Once a user finishes drawing a red square on the window, processor 0 creates one more thread (thread 1 in the figure) to 1) convert confined image pixels in the drawn square to the corresponding complex numbers, 2) segment the total complex numbers into parts and send each part to a processor for computation through nonblocking sends, 3) attempt to receive the computation results passed from other processors using nonblocking receives, 4) processes one part of complex numbers, and 5) “MPI_Testall” to ensure that results from other processors are successfully received. Meanwhile, processors 1, 2, and 3 process the data sent from processor 0 and send the computation results back to processor 0 using blocking sends.
Note that the blocking send and receive in the implementation of the MPICH2 MPI library (developed by Argonne National Laboratory) use busy-waiting.
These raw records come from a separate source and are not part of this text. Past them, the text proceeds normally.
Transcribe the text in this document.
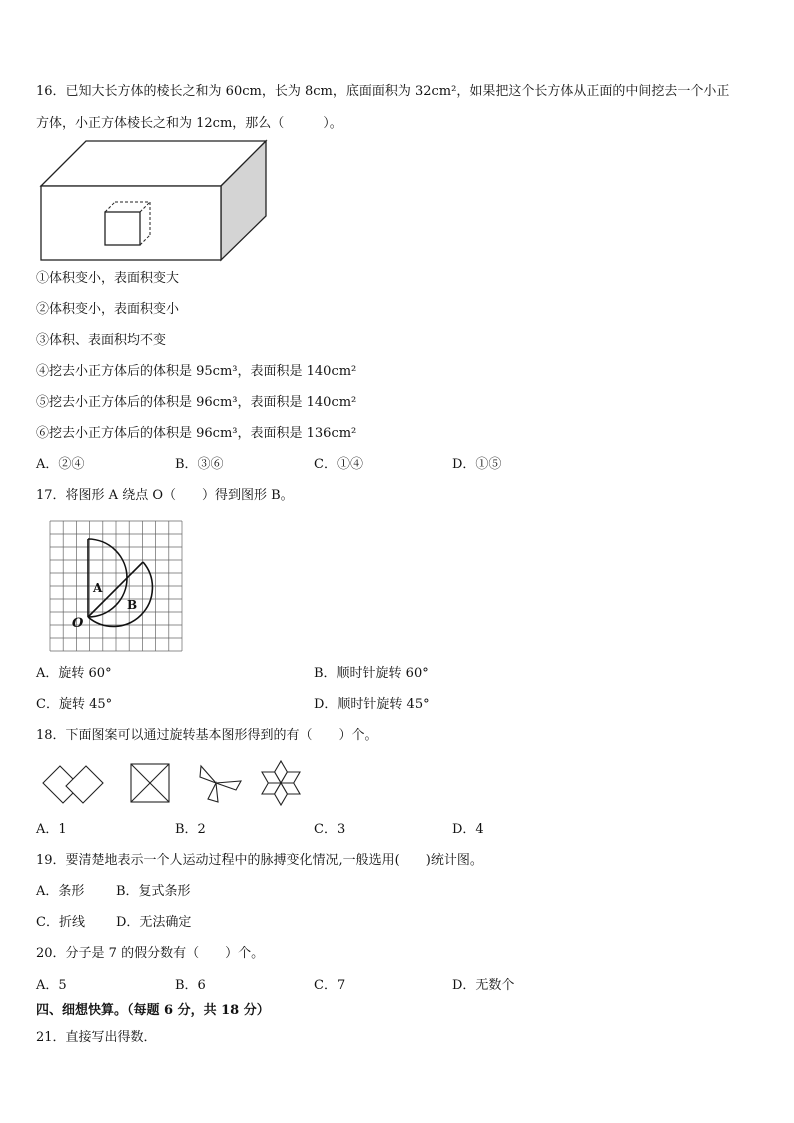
16．已知大长方体的棱长之和为 60cm，长为 8cm，底面面积为 32cm²，如果把这个长方体从正面的中间挖去一个小正
方体，小正方体棱长之和为 12cm，那么（　　　）。
①体积变小，表面积变大
②体积变小，表面积变小
③体积、表面积均不变
④挖去小正方体后的体积是 95cm³，表面积是 140cm²
⑤挖去小正方体后的体积是 96cm³，表面积是 140cm²
⑥挖去小正方体后的体积是 96cm³，表面积是 136cm²
A．②④	B．③⑥	C．①④	D．①⑤
17．将图形 A 绕点 O（　　）得到图形 B。
A
B
O
A．旋转 60°	B．顺时针旋转 60°
C．旋转 45°	D．顺时针旋转 45°
18．下面图案可以通过旋转基本图形得到的有（　　）个。
A．1	B．2	C．3	D．4
19．要清楚地表示一个人运动过程中的脉搏变化情况,一般选用(　　)统计图。
A．条形 B．复式条形
C．折线 D．无法确定
20．分子是 7 的假分数有（　　）个。
A．5	B．6	C．7	D．无数个
四、细想快算。（每题 6 分，共 18 分）
21．直接写出得数．
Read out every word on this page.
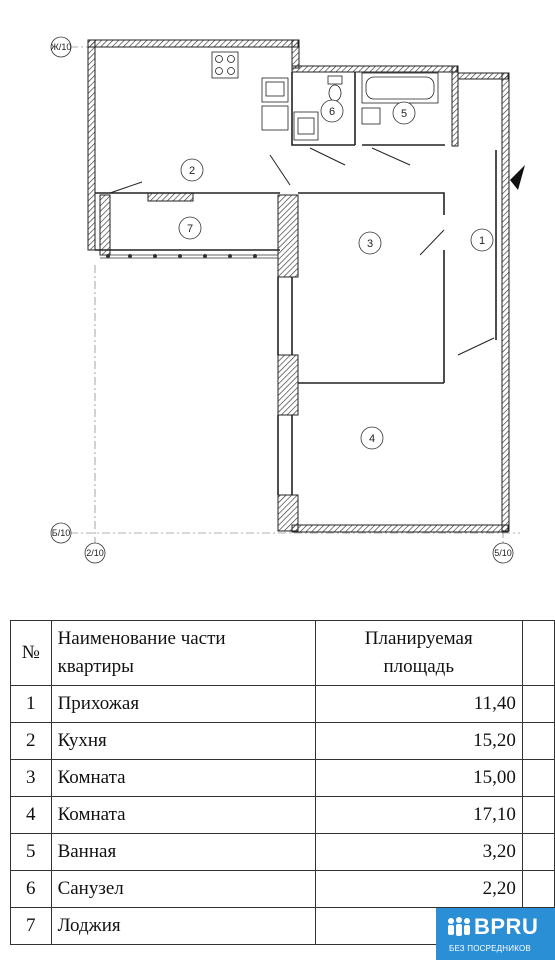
Ж/10
Б/10
2/10	5/10
1
2
3
4
5
6
7
№	Наименование части
квартиры	Планируемая
площадь	
1	Прихожая	11,40	
2	Кухня	15,20	
3	Комната	15,00	
4	Комната	17,10	
5	Ванная	3,20	
6	Санузел	2,20	
7	Лоджия			BPRU
БЕЗ ПОСРЕДНИКОВ
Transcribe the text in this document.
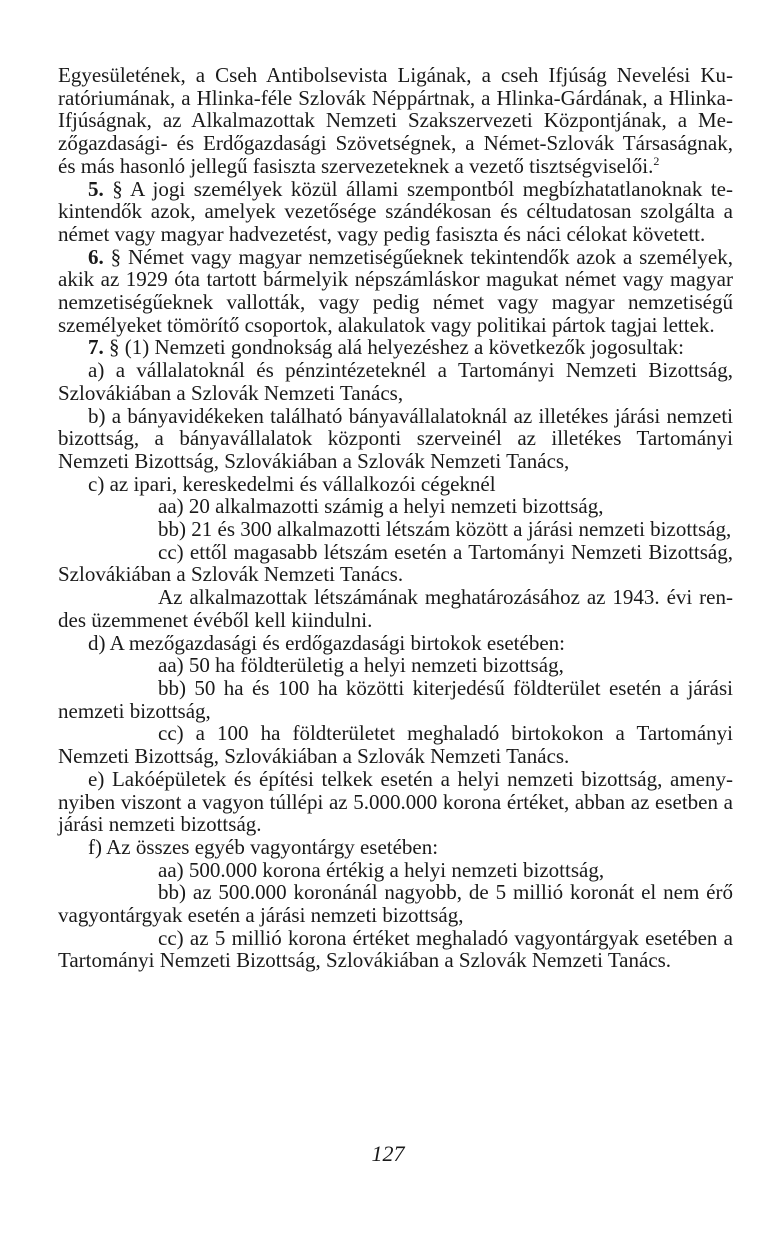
Egyesületének, a Cseh Antibolsevista Ligának, a cseh Ifjúság Nevelési Kuratóriumának, a Hlinka-féle Szlovák Néppártnak, a Hlinka-Gárdának, a Hlinka-Ifjúságnak, az Alkalmazottak Nemzeti Szakszervezeti Központjának, a Mezőgazdasági- és Erdőgazdasági Szövetségnek, a Német-Szlovák Társaságnak, és más hasonló jellegű fasiszta szervezeteknek a vezető tisztségviselői.$^2$

5. § A jogi személyek közül állami szempontból megbízhatatlanoknak tekintendők azok, amelyek vezetősége szándékosan és céltudatosan szolgálta a német vagy magyar hadvezetést, vagy pedig fasiszta és náci célokat követett.

6. § Német vagy magyar nemzetiségűeknek tekintendők azok a személyek, akik az 1929 óta tartott bármelyik népszámláskor magukat német vagy magyar nemzetiségűeknek vallották, vagy pedig német vagy magyar nemzetiségű személyeket tömörítő csoportok, alakulatok vagy politikai pártok tagjai lettek.

7. § (1) Nemzeti gondnokság alá helyezéshez a következők jogosultak:

a) a vállalatoknál és pénzintézeteknél a Tartományi Nemzeti Bizottság, Szlovákiában a Szlovák Nemzeti Tanács,

b) a bányavidékeken található bányavállalatoknál az illetékes járási nemzeti bizottság, a bányavállalatok központi szerveinél az illetékes Tartományi Nemzeti Bizottság, Szlovákiában a Szlovák Nemzeti Tanács,

c) az ipari, kereskedelmi és vállalkozói cégeknél

aa) 20 alkalmazotti számig a helyi nemzeti bizottság,

bb) 21 és 300 alkalmazotti létszám között a járási nemzeti bizottság,

cc) ettől magasabb létszám esetén a Tartományi Nemzeti Bizottság, Szlovákiában a Szlovák Nemzeti Tanács.

Az alkalmazottak létszámának meghatározásához az 1943. évi rendes üzemmenet évéből kell kiindulni.

d) A mezőgazdasági és erdőgazdasági birtokok esetében:

aa) 50 ha földterületig a helyi nemzeti bizottság,

bb) 50 ha és 100 ha közötti kiterjedésű földterület esetén a járási nemzeti bizottság,

cc) a 100 ha földterületet meghaladó birtokokon a Tartományi Nemzeti Bizottság, Szlovákiában a Szlovák Nemzeti Tanács.

e) Lakóépületek és építési telkek esetén a helyi nemzeti bizottság, amenynyiben viszont a vagyon túllépi az 5.000.000 korona értéket, abban az esetben a járási nemzeti bizottság.

f) Az összes egyéb vagyontárgy esetében:

aa) 500.000 korona értékig a helyi nemzeti bizottság,

bb) az 500.000 koronánál nagyobb, de 5 millió koronát el nem érő vagyontárgyak esetén a járási nemzeti bizottság,

cc) az 5 millió korona értéket meghaladó vagyontárgyak esetében a Tartományi Nemzeti Bizottság, Szlovákiában a Szlovák Nemzeti Tanács.

127
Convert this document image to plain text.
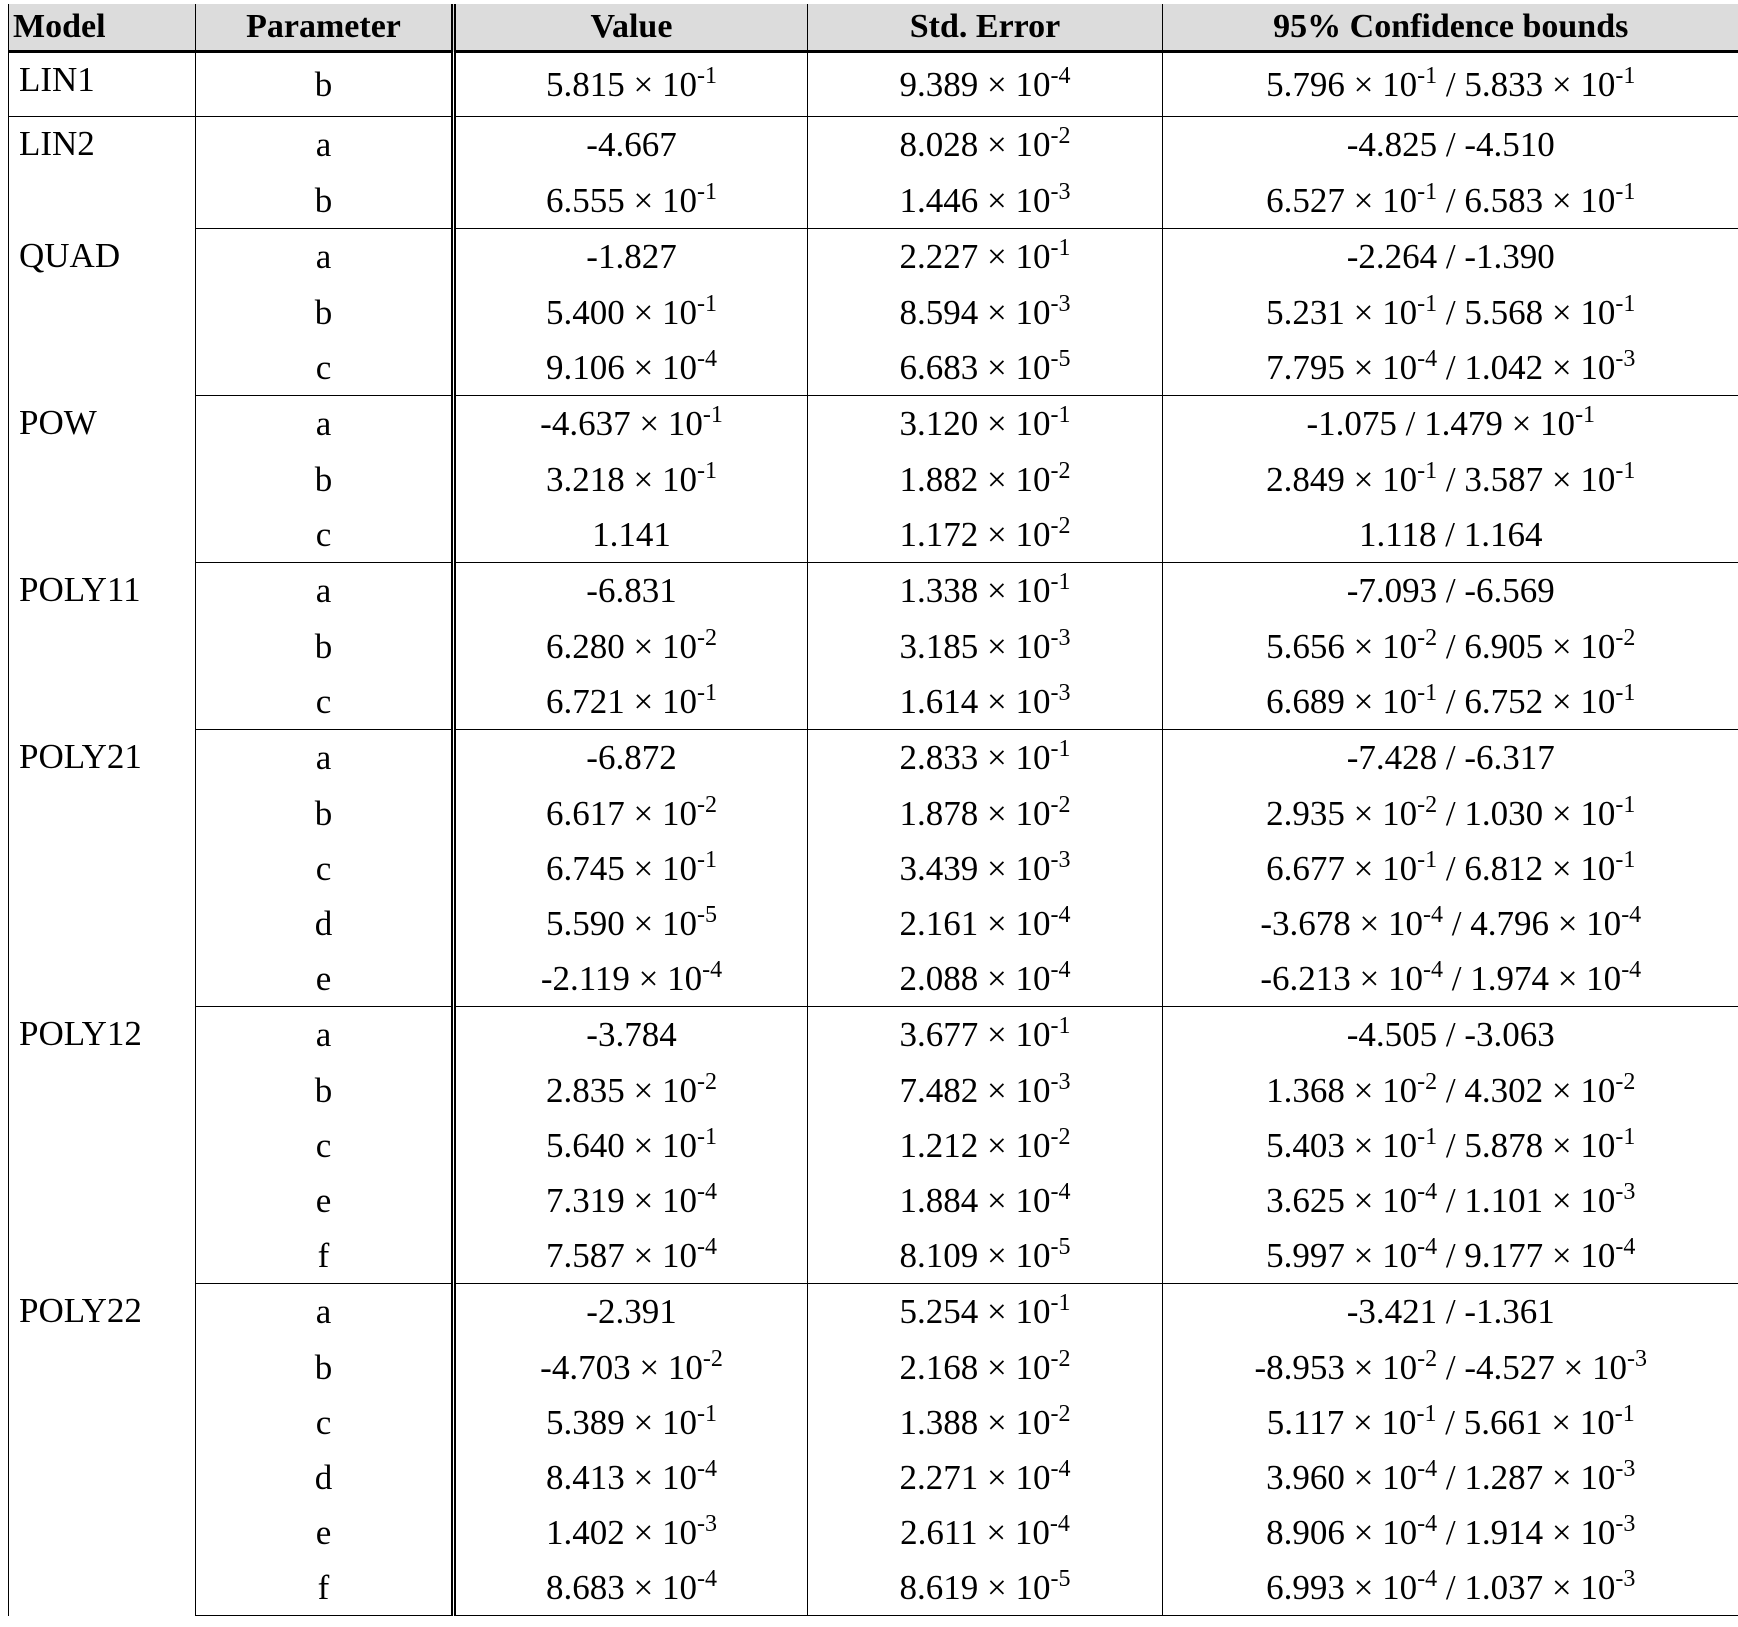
Model	Parameter	Value	Std. Error	95% Confidence bounds
LIN1	b	$5.815 \times 10^{-1}$	$9.389 \times 10^{-4}$	$5.796 \times 10^{-1} / 5.833 \times 10^{-1}$
LIN2	a	-4.667	$8.028 \times 10^{-2}$	-4.825 / -4.510
	b	$6.555 \times 10^{-1}$	$1.446 \times 10^{-3}$	$6.527 \times 10^{-1} / 6.583 \times 10^{-1}$
QUAD	a	-1.827	$2.227 \times 10^{-1}$	-2.264 / -1.390
	b	$5.400 \times 10^{-1}$	$8.594 \times 10^{-3}$	$5.231 \times 10^{-1} / 5.568 \times 10^{-1}$
	c	$9.106 \times 10^{-4}$	$6.683 \times 10^{-5}$	$7.795 \times 10^{-4} / 1.042 \times 10^{-3}$
POW	a	$-4.637 \times 10^{-1}$	$3.120 \times 10^{-1}$	$-1.075 / 1.479 \times 10^{-1}$
	b	$3.218 \times 10^{-1}$	$1.882 \times 10^{-2}$	$2.849 \times 10^{-1} / 3.587 \times 10^{-1}$
	c	1.141	$1.172 \times 10^{-2}$	1.118 / 1.164
POLY11	a	-6.831	$1.338 \times 10^{-1}$	-7.093 / -6.569
	b	$6.280 \times 10^{-2}$	$3.185 \times 10^{-3}$	$5.656 \times 10^{-2} / 6.905 \times 10^{-2}$
	c	$6.721 \times 10^{-1}$	$1.614 \times 10^{-3}$	$6.689 \times 10^{-1} / 6.752 \times 10^{-1}$
POLY21	a	-6.872	$2.833 \times 10^{-1}$	-7.428 / -6.317
	b	$6.617 \times 10^{-2}$	$1.878 \times 10^{-2}$	$2.935 \times 10^{-2} / 1.030 \times 10^{-1}$
	c	$6.745 \times 10^{-1}$	$3.439 \times 10^{-3}$	$6.677 \times 10^{-1} / 6.812 \times 10^{-1}$
	d	$5.590 \times 10^{-5}$	$2.161 \times 10^{-4}$	$-3.678 \times 10^{-4} / 4.796 \times 10^{-4}$
	e	$-2.119 \times 10^{-4}$	$2.088 \times 10^{-4}$	$-6.213 \times 10^{-4} / 1.974 \times 10^{-4}$
POLY12	a	-3.784	$3.677 \times 10^{-1}$	-4.505 / -3.063
	b	$2.835 \times 10^{-2}$	$7.482 \times 10^{-3}$	$1.368 \times 10^{-2} / 4.302 \times 10^{-2}$
	c	$5.640 \times 10^{-1}$	$1.212 \times 10^{-2}$	$5.403 \times 10^{-1} / 5.878 \times 10^{-1}$
	e	$7.319 \times 10^{-4}$	$1.884 \times 10^{-4}$	$3.625 \times 10^{-4} / 1.101 \times 10^{-3}$
	f	$7.587 \times 10^{-4}$	$8.109 \times 10^{-5}$	$5.997 \times 10^{-4} / 9.177 \times 10^{-4}$
POLY22	a	-2.391	$5.254 \times 10^{-1}$	-3.421 / -1.361
	b	$-4.703 \times 10^{-2}$	$2.168 \times 10^{-2}$	$-8.953 \times 10^{-2} / -4.527 \times 10^{-3}$
	c	$5.389 \times 10^{-1}$	$1.388 \times 10^{-2}$	$5.117 \times 10^{-1} / 5.661 \times 10^{-1}$
	d	$8.413 \times 10^{-4}$	$2.271 \times 10^{-4}$	$3.960 \times 10^{-4} / 1.287 \times 10^{-3}$
	e	$1.402 \times 10^{-3}$	$2.611 \times 10^{-4}$	$8.906 \times 10^{-4} / 1.914 \times 10^{-3}$
	f	$8.683 \times 10^{-4}$	$8.619 \times 10^{-5}$	$6.993 \times 10^{-4} / 1.037 \times 10^{-3}$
That is, computation slaves (processors 1--3 in Fig. 5↑ or CPUs 1--7 in Fig. a↓) will be staying in full load while they execute the blocking send and receive of the MPICH2 MPI library to wait for the exchanges of data. The remedy for this unfavorable waste is to use the built-in nonblocking send and receive, a while loop, and the usleep function to implement a customized blocking send and receive. Fig. b↓ exhibits the usage of CPUs after this strategy is applied to the slave processors. As shown, processors are in full load only when they perform computation. Otherwise, they remain idle.
figure cpu100always.png
(a) All CPUs except the one responsible for listening to the input events are in full load when the MPICH2 blocking send and receive are executed.
figure cpu100.png
(b) With our customized blocking send and receive, CPUs are in full load when they perform computations.
Figure 6 CPU uses

4 Miscellaneous

figure MBset_inheritance.png
Figure 7 Inheritance of data structure
Using inheritance when coding the program of this project can systematically simplify the structure and increase the reusability of the code. We can set the drawn red square (referred to as “complex region boundaries,” the top block of 7↑) as the base class of the inheritance mechanism and create a derived class accounting for the data passed between processors (referred to as “partial complex region,” the middle block). We can even design a class representing the collection of all distributed data (shown at the bottom) using the inheritance from the partial complex region.